- Episode no.: Season 2 Episode 4
- Teleplay by: E.R. Thomas
- Original air date: 10 July 1967
- Running time: 30 mins

Episode chronology
| ← Previous "Casualty" | Next → "The Attack" |

= Keep It Clean (Australian Playhouse) =

"Keep It Clean" is the fourth television play episode of the second season of the Australian anthology television series Australian Playhouse. "Keep It Clean" was written by E.R. Thomas and originally aired on ABC on 10 July 1967 in Melbourne and on 14 August 1967 in Sydney

==Plot==
Two men unknown to each other try to crack a safe in an office building.

==Cast==
- Barry Creyton as a crooked bank manager
- Edward Howell
- Des Rolfe as janitor

==Production==
Barry Creyto later recalled "I enjoyed that.
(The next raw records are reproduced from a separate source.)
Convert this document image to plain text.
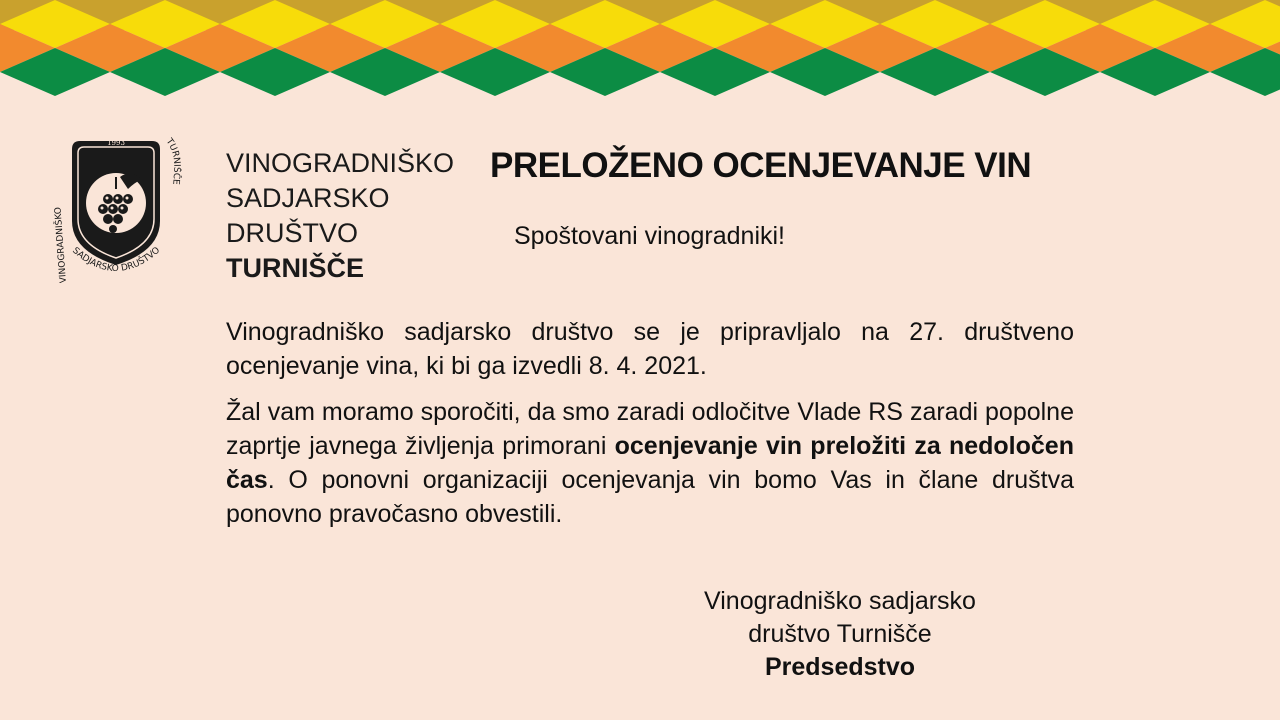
1993
VINOGRADNIŠKO
SADJARSKO DRUŠTVO
TURNIŠČE
VINOGRADNIŠKO
SADJARSKO
DRUŠTVO
TURNIŠČE
PRELOŽENO OCENJEVANJE VIN
Spoštovani vinogradniki!

Vinogradniško sadjarsko društvo se je pripravljalo na 27. društveno ocenjevanje vina, ki bi ga izvedli 8. 4. 2021.

Žal vam moramo sporočiti, da smo zaradi odločitve Vlade RS zaradi popolne zaprtje javnega življenja primorani ocenjevanje vin preložiti za nedoločen čas. O ponovni organizaciji ocenjevanja vin bomo Vas in člane društva ponovno pravočasno obvestili.

Vinogradniško sadjarsko
društvo Turnišče
Predsedstvo
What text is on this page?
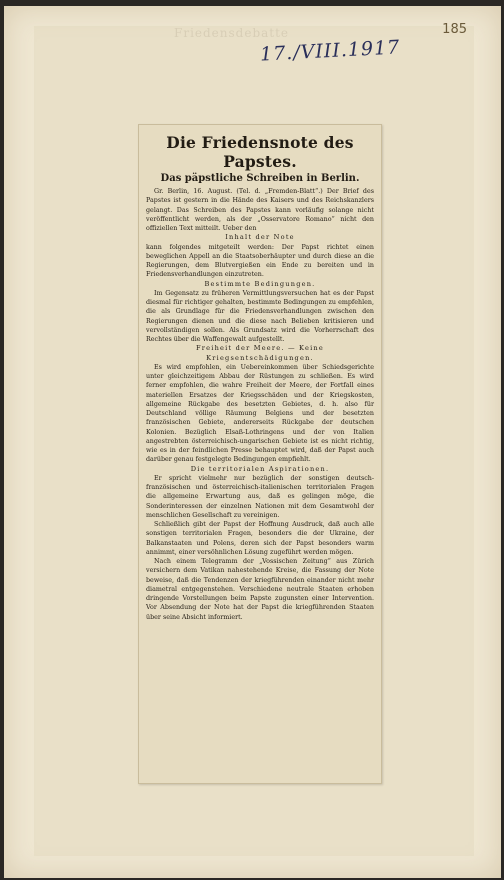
Friedensdebatte	185
17./VIII.1917
Die Friedensnote des Papstes.
Das päpstliche Schreiben in Berlin.

Gr. Berlin, 16. August. (Tel. d. „Fremden-Blatt“.) Der Brief des Papstes ist gestern in die Hände des Kaisers und des Reichskanzlers gelangt. Das Schreiben des Papstes kann vorläufig solange nicht veröffentlicht werden, als der „Osservatore Romano“ nicht den offiziellen Text mitteilt. Ueber den

Inhalt der Note

kann folgendes mitgeteilt werden: Der Papst richtet einen beweglichen Appell an die Staatsoberhäupter und durch diese an die Regierungen, dem Blutvergießen ein Ende zu bereiten und in Friedensverhandlungen einzutreten.

Bestimmte Bedingungen.

Im Gegensatz zu früheren Vermittlungsversuchen hat es der Papst diesmal für richtiger gehalten, bestimmte Bedingungen zu empfehlen, die als Grundlage für die Friedensverhandlungen zwischen den Regierungen dienen und die diese nach Belieben kritisieren und vervollständigen sollen. Als Grundsatz wird die Vorherrschaft des Rechtes über die Waffengewalt aufgestellt.

Freiheit der Meere. — Keine Kriegsentschädigungen.

Es wird empfohlen, ein Uebereinkommen über Schiedsgerichte unter gleichzeitigem Abbau der Rüstungen zu schließen. Es wird ferner empfohlen, die wahre Freiheit der Meere, der Fortfall eines materiellen Ersatzes der Kriegsschäden und der Kriegskosten, allgemeine Rückgabe des besetzten Gebietes, d. h. also für Deutschland völlige Räumung Belgiens und der besetzten französischen Gebiete, andererseits Rückgabe der deutschen Kolonien. Bezüglich Elsaß-Lothringens und der von Italien angestrebten österreichisch-ungarischen Gebiete ist es nicht richtig, wie es in der feindlichen Presse behauptet wird, daß der Papst auch darüber genau festgelegte Bedingungen empfiehlt.

Die territorialen Aspirationen.

Er spricht vielmehr nur bezüglich der sonstigen deutsch-französischen und österreichisch-italienischen territorialen Fragen die allgemeine Erwartung aus, daß es gelingen möge, die Sonderinteressen der einzelnen Nationen mit dem Gesamtwohl der menschlichen Gesellschaft zu vereinigen.

Schließlich gibt der Papst der Hoffnung Ausdruck, daß auch alle sonstigen territorialen Fragen, besonders die der Ukraine, der Balkanstaaten und Polens, deren sich der Papst besonders warm annimmt, einer versöhnlichen Lösung zugeführt werden mögen.

Nach einem Telegramm der „Vossischen Zeitung“ aus Zürich versichern dem Vatikan nahestehende Kreise, die Fassung der Note beweise, daß die Tendenzen der kriegführenden einander nicht mehr diametral entgegenstehen. Verschiedene neutrale Staaten erhoben dringende Vorstellungen beim Papste zugunsten einer Intervention. Vor Absendung der Note hat der Papst die kriegführenden Staaten über seine Absicht informiert.
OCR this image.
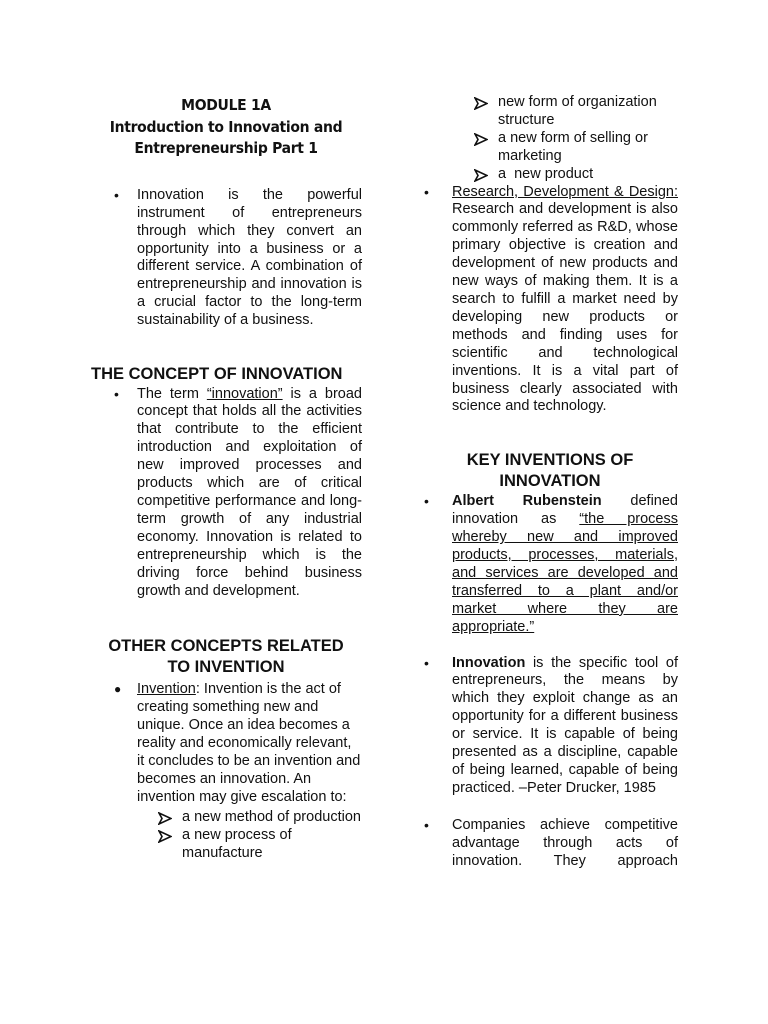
MODULE 1A
Introduction to Innovation and
Entrepreneurship Part 1
• Innovation is the powerful instrument of entrepreneurs through which they convert an opportunity into a business or a different service. A combination of entrepreneurship and innovation is a crucial factor to the long-term sustainability of a business.
THE CONCEPT OF INNOVATION
• The term “innovation” is a broad concept that holds all the activities that contribute to the efficient introduction and exploitation of new improved processes and products which are of critical competitive performance and long- term growth of any industrial economy. Innovation is related to entrepreneurship which is the driving force behind business growth and development.
OTHER CONCEPTS RELATED
TO INVENTION
● Invention: Invention is the act of creating something new and unique. Once an idea becomes a reality and economically relevant, it concludes to be an invention and becomes an innovation. An invention may give escalation to:
a new method of production
a new process of manufacture
new form of organization structure
a new form of selling or marketing
a  new product
• Research, Development & Design: Research and development is also commonly referred as R&D, whose primary objective is creation and development of new products and new ways of making them. It is a search to fulfill a market need by developing new products or methods and finding uses for scientific and technological inventions. It is a vital part of business clearly associated with science and technology.
KEY INVENTIONS OF
INNOVATION
• Albert Rubenstein defined innovation as “the process whereby new and improved products, processes, materials, and services are developed and transferred to a plant and/or market where they are appropriate.”
• Innovation is the specific tool of entrepreneurs, the means by which they exploit change as an opportunity for a different business or service. It is capable of being presented as a discipline, capable of being learned, capable of being practiced. –Peter Drucker, 1985
• Companies achieve competitive advantage through acts of innovation. They approach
I got to play a scheming bank executive intent on robbing the bank vault and inadvertently being locked in it at the end. That was fun to do. By that time, we had tape. We still had to do it in one fell swoop, though."

==Reception==
The Canberra Times wrote the episode "had situation possibilities, but the plot itself...seemed contrived and rather maiden-auntish." The Age called it "too heavy for even Barry Creyton to lift."